Previous Article / Next Article
By Greg Lais
"I went to 'commune' with nature and kept waiting for that inspiration.
The true communing occurred between participants. Our shared goals gave us an
opportunity to bond – for some a bond that may extend beyond the trip,
for others, one that has created beautiful memories.”
– Sandy, trip participant
Wilderness Inquiry (WI) is a nonprofit organization dedicated to bringing together people of all ages, backgrounds, and abilities – including people with disabilities and chronic illness – through integrated outdoor and environmental learning experiences. Incorporated in 1978, WI provides experiences that present a highly effective method of achieving a mission of promoting healthy lifestyles, integrating people into the community, and developing a sense of stewardship for the environment. These experiences are a cost-effective alternative to traditional integration, rehabilitation, and intervention programs.
Wilderness Inquiry inspires people to solve problems by discovering new strengths. Rather than tell people they need to change, WI offers appealing experiences designed to facilitate a process of integration and self-discovery. People come to WI for the adventure, but they go home with deep understanding and respect for people of all ages, backgrounds, and abilities. By emphasizing abilities and the power of collectively applying those abilities toward common goals, WI has a lasting impact on the thousands of people it serves annually.

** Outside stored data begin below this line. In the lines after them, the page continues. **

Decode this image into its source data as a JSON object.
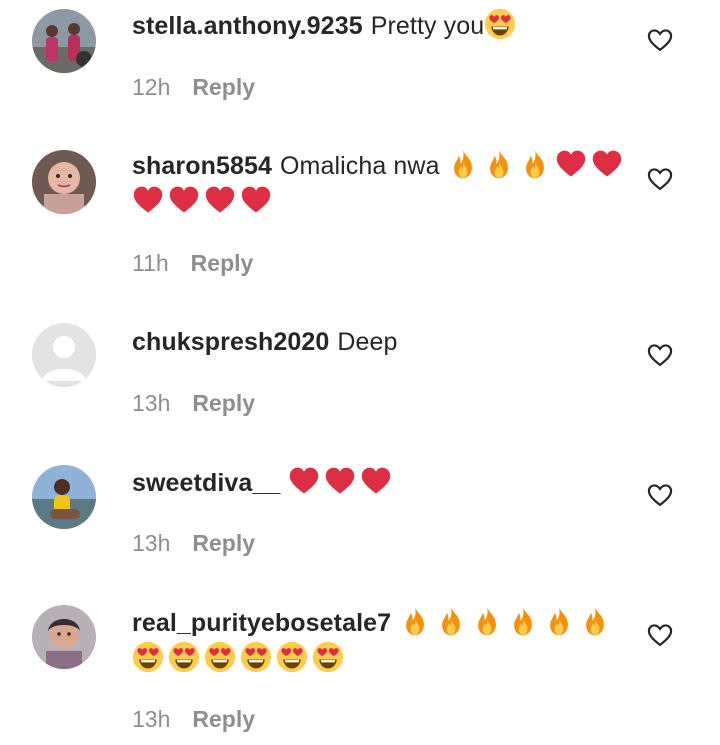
{
  "comments": [
    {
      "username": "stella.anthony.9235",
      "text": "Pretty you",
      "emojis": [
        "heart-eyes"
      ],
      "time": "12h",
      "reply_label": "Reply",
      "avatar": "photo-avatar"
    },
    {
      "username": "sharon5854",
      "text": "Omalicha nwa",
      "emojis": [
        "fire",
        "fire",
        "fire",
        "red-heart",
        "red-heart",
        "red-heart",
        "red-heart",
        "red-heart",
        "red-heart"
      ],
      "time": "11h",
      "reply_label": "Reply",
      "avatar": "photo-avatar"
    },
    {
      "username": "chukspresh2020",
      "text": "Deep",
      "emojis": [],
      "time": "13h",
      "reply_label": "Reply",
      "avatar": "default-avatar"
    },
    {
      "username": "sweetdiva__",
      "text": "",
      "emojis": [
        "red-heart",
        "red-heart",
        "red-heart"
      ],
      "time": "13h",
      "reply_label": "Reply",
      "avatar": "photo-avatar"
    },
    {
      "username": "real_purityebosetale7",
      "text": "",
      "emojis": [
        "fire",
        "fire",
        "fire",
        "fire",
        "fire",
        "fire",
        "heart-eyes",
        "heart-eyes",
        "heart-eyes",
        "heart-eyes",
        "heart-eyes",
        "heart-eyes"
      ],
      "time": "13h",
      "reply_label": "Reply",
      "avatar": "photo-avatar"
    }
  ],
  "colors": {
    "text": "#262626",
    "secondary": "#8e8e8e",
    "heart_red": "#dd2e44",
    "fire_orange": "#f4900c"
  }
}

For 25 years WI has pioneered integrated outdoor programs, setting best practice standards and serving more than 100,000 people with and without disabilities from throughout the United States. It also enjoys dozens of partnerships with organizations, including federal and state land management agencies, local and national nonprofit organizations, universities, K-12 schools, environmental groups, and health care organizations.
As a society we have learned that physical integration – putting people with differences together in one place – is not enough. While we will always need laws to prohibit the most egregious forms of discrimination, we will never be able to force people to respect and accept each other. Wilderness Inquiry recognizes this and uses a unique approach to promote social inclusion within a community. Its formula for inclusion is simple, but it requires that we think more broadly than traditional “special” or “minority population” approaches to inclusion. Briefly, WI’s approach to integration is:
WI has carefully refined its program to seamlessly serve people with disabilities and others who are neither disabled nor associated with other “minority” communities. It is the only program serving people with disabilities and chronic illness in the United States that regularly attracts people who would never consider personally participating in a program for “special populations.” In short, WI has developed a highly effective approach to facilitating social integration – it reaches people from all walks of life, opens their minds and changes their attitudes.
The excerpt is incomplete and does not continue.